Legislators to hear stories of cuts to disabled, appeal for funds


Beth Upham has been writing letters on her daughter’s behalf for years. Upham’s 29-year old daughter, Stacy, has cerebral palsy, and Beth often acts as her advocate.

So, this fall, when Beth was told that she should write more letters to her legislators to try and prevent budget cuts to services that aid her daughter, she felt lost.

“I had already [written letters] for three years and got no response,” she said. “I’ve been fighting for this for a long time, in fact.”

At gatherings this fall at West Bay Residential, where her daughter is a resident, Upham met with legislators like Representative Frank Ferri. She told him how she had been writing for years, yet still saw cuts being made to services crucial for her daughter’s well being.

“I’ve already done that, what else can we do?” she asked.

By talking to Ferri, she decided to organize a meeting between West Bay families and Warwick legislators that would be a face-to-face exchange of stories, questions and answers.

In September, Ferri sent out letters to his fellow Warwick legislators inviting them to a meeting with families of those affected by this fall’s cuts.

Soon after, West Bay asked Upham if she would organize a meeting with all of the state’s legislators, so she sent additional letters to the remaining senators and representatives.

“Individuals like Stacy gave benefited from quality care…and flourished in a non-institutional setting,” Upham’s letter reads. “Up to now, the level of funding has afforded individuals like Stacy a life that would otherwise not be possible.”

So far, nine legislators from the Warwick area have responded to Ferri’s invitation and will attend a gathering this Thursday at 6 p.m. at West Bay Residential Services’ office on Knight Street.

“I want it to be very positive,” said Upham.

“It will be emotional,” said Ferri, who is looking forward to hearing their stories first hand before deliberating on the budget next session.

The pair plans to dedicate the first half of the meeting to the families, allowing them to speak and share their stories. The second half will be a question and answer period for both the families and legislators. They expect the gathering to last roughly 90 minutes.

Upham hopes that the legislators will take the family’s stories to heart.

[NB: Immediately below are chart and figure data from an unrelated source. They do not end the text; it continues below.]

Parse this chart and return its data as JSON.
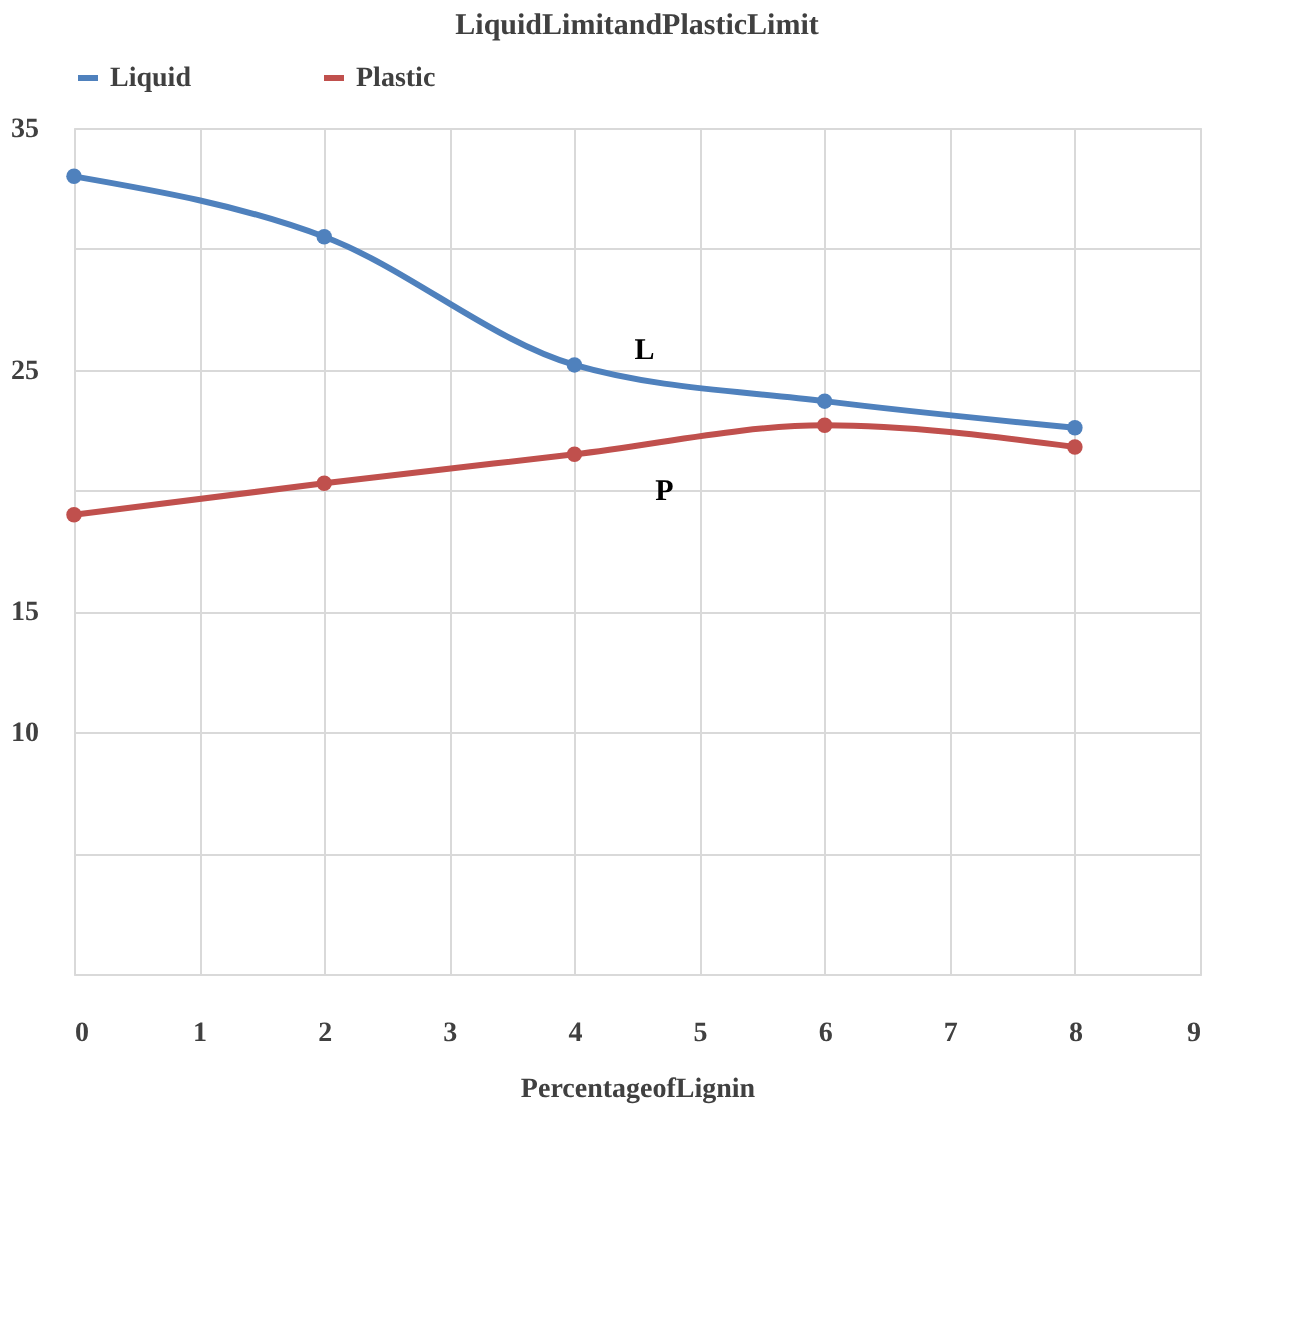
{
  "chart_data": {
    "type": "line",
    "title": "LiquidLimitandPlasticLimit",
    "xlabel": "PercentageofLignin",
    "x": [
      0,
      2,
      4,
      6,
      8
    ],
    "series": [
      {
        "name": "Liquid",
        "color": "#4f81bd",
        "values": [
          33.0,
          30.5,
          25.2,
          23.7,
          22.6
        ]
      },
      {
        "name": "Plastic",
        "color": "#c0504d",
        "values": [
          19.0,
          20.3,
          21.5,
          22.7,
          21.8
        ]
      }
    ],
    "xlim": [
      0,
      9
    ],
    "xticks": [
      0,
      1,
      2,
      3,
      4,
      5,
      6,
      7,
      8,
      9
    ],
    "ylim": [
      0,
      35
    ],
    "yticks": [
      {
        "value": 35,
        "label": "35"
      },
      {
        "value": 30,
        "label": null
      },
      {
        "value": 25,
        "label": "25"
      },
      {
        "value": 20,
        "label": null
      },
      {
        "value": 15,
        "label": "15"
      },
      {
        "value": 10,
        "label": "10"
      },
      {
        "value": 5,
        "label": null
      },
      {
        "value": 0,
        "label": null
      }
    ],
    "annotations": [
      "L",
      "P"
    ],
    "grid": true,
    "legend": "top",
    "marker": "circle",
    "line_style": "solid"
  }
}
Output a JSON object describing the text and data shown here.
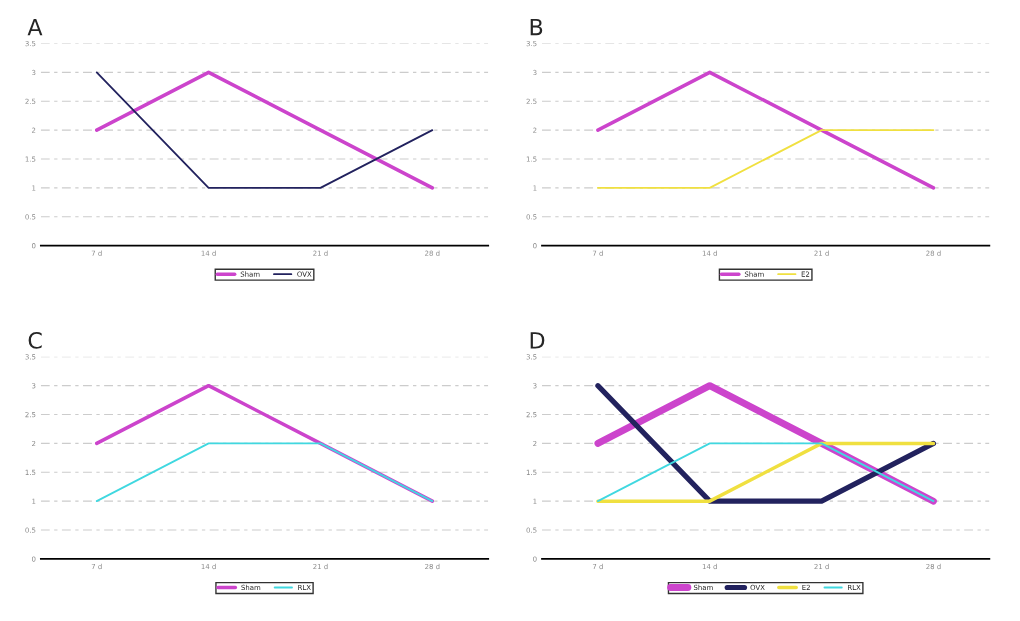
{
  "chart_data": [
    {
      "type": "line",
      "title": "A",
      "categories": [
        "7 d",
        "14 d",
        "21 d",
        "28 d"
      ],
      "ylim": [
        0,
        3.5
      ],
      "yticks": [
        0,
        0.5,
        1,
        1.5,
        2,
        2.5,
        3,
        3.5
      ],
      "grid": "y",
      "legend": "bottom",
      "series": [
        {
          "name": "Sham",
          "color": "#cc44cc",
          "values": [
            2,
            3,
            2,
            1
          ]
        },
        {
          "name": "OVX",
          "color": "#22225e",
          "values": [
            3,
            1,
            1,
            2
          ]
        }
      ]
    },
    {
      "type": "line",
      "title": "B",
      "categories": [
        "7 d",
        "14 d",
        "21 d",
        "28 d"
      ],
      "ylim": [
        0,
        3.5
      ],
      "yticks": [
        0,
        0.5,
        1,
        1.5,
        2,
        2.5,
        3,
        3.5
      ],
      "grid": "y",
      "legend": "bottom",
      "series": [
        {
          "name": "Sham",
          "color": "#cc44cc",
          "values": [
            2,
            3,
            2,
            1
          ]
        },
        {
          "name": "E2",
          "color": "#f0e040",
          "values": [
            1,
            1,
            2,
            2
          ]
        }
      ]
    },
    {
      "type": "line",
      "title": "C",
      "categories": [
        "7 d",
        "14 d",
        "21 d",
        "28 d"
      ],
      "ylim": [
        0,
        3.5
      ],
      "yticks": [
        0,
        0.5,
        1,
        1.5,
        2,
        2.5,
        3,
        3.5
      ],
      "grid": "y",
      "legend": "bottom",
      "series": [
        {
          "name": "Sham",
          "color": "#cc44cc",
          "values": [
            2,
            3,
            2,
            1
          ]
        },
        {
          "name": "RLX",
          "color": "#40d8e0",
          "values": [
            1,
            2,
            2,
            1
          ]
        }
      ]
    },
    {
      "type": "line",
      "title": "D",
      "categories": [
        "7 d",
        "14 d",
        "21 d",
        "28 d"
      ],
      "ylim": [
        0,
        3.5
      ],
      "yticks": [
        0,
        0.5,
        1,
        1.5,
        2,
        2.5,
        3,
        3.5
      ],
      "grid": "y",
      "legend": "bottom",
      "series": [
        {
          "name": "Sham",
          "color": "#cc44cc",
          "values": [
            2,
            3,
            2,
            1
          ]
        },
        {
          "name": "OVX",
          "color": "#22225e",
          "values": [
            3,
            1,
            1,
            2
          ]
        },
        {
          "name": "E2",
          "color": "#f0e040",
          "values": [
            1,
            1,
            2,
            2
          ]
        },
        {
          "name": "RLX",
          "color": "#40d8e0",
          "values": [
            1,
            2,
            2,
            1
          ]
        }
      ]
    }
  ]
}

She hopes they will enter the next session more informed about the cause.

“The staff hasn’t had a raise in year,” said Upham. “Some of them are making $10 an hour. How do you live on that? You have to see what these people do. It’s totally amazing. I want people to realize what these staff do for my daughter.”

Stacy lives at one of West Bay Residential’s homes in Coventry, and while her housing hasn’t been affected, her staffing has been cut. Upham worries the lessened time Stacy spends interacting with others and staying busy will be detrimental to her daughter’s happiness.

“For my daughter it’s a big deal. She’s so behavioral, if she’s not busy, she’s not happy.”

The cuts passed in 2011 that went fully into effect on Oct. 1 slashed budgets to agencies that aid the developmentally disabled by $24 million. Many agencies have responded by not re-hiring staff due to attrition, cutting day programs and consolidating housing.

“I’m wondering if they had all the facts,” said Upham of the General Assembly’s decision last year.

“As a legislator, you’re supposed to be open to the whole story. But we have budget constraints,” said Ferri. “We have to spend the state’s money as efficiently as possible.”

But Ferri isn’t discounting the possibility that these cuts are a result of misspending elsewhere.

Ferri said the numbers are often a tough issue to tackle, and throughout the process of voting on a budget, many facts and figures get tossed around.

“As we know from the pension, people throw out numbers all the time, and you don’t know whether they’re the right numbers. People use numbers to support their side.”

Ferri told Upham that legislators may want to hear alternatives to budget cuts, and Upham thinks better statewide regulations of agency spending and services would help. Ferri agreed, saying that efficiency is an important part of budgeting, especially in a time of economic instability.

“We’ve taken on the pensions,” Ferri said, “But it doesn’t mean we still don’t have a crisis going on.”

Ferri said the state is headed in the right direction, and if things continue moving forward, agencies like West Bay won’t see further cuts.

“We don’t want to see the Ladd School come back,” said Upham, who fears that could happen if further cuts continue.

Upham hopes that Thursday’s meeting will be informative, and restorative.

“I hope they reinstate the money, or at least don’t cut it again. They’ve got to give some of it back,” said Upham.

But Ferri isn’t so sure that will happen.

“For this budget that we’re in now I don’t think anything can be restored,” he said.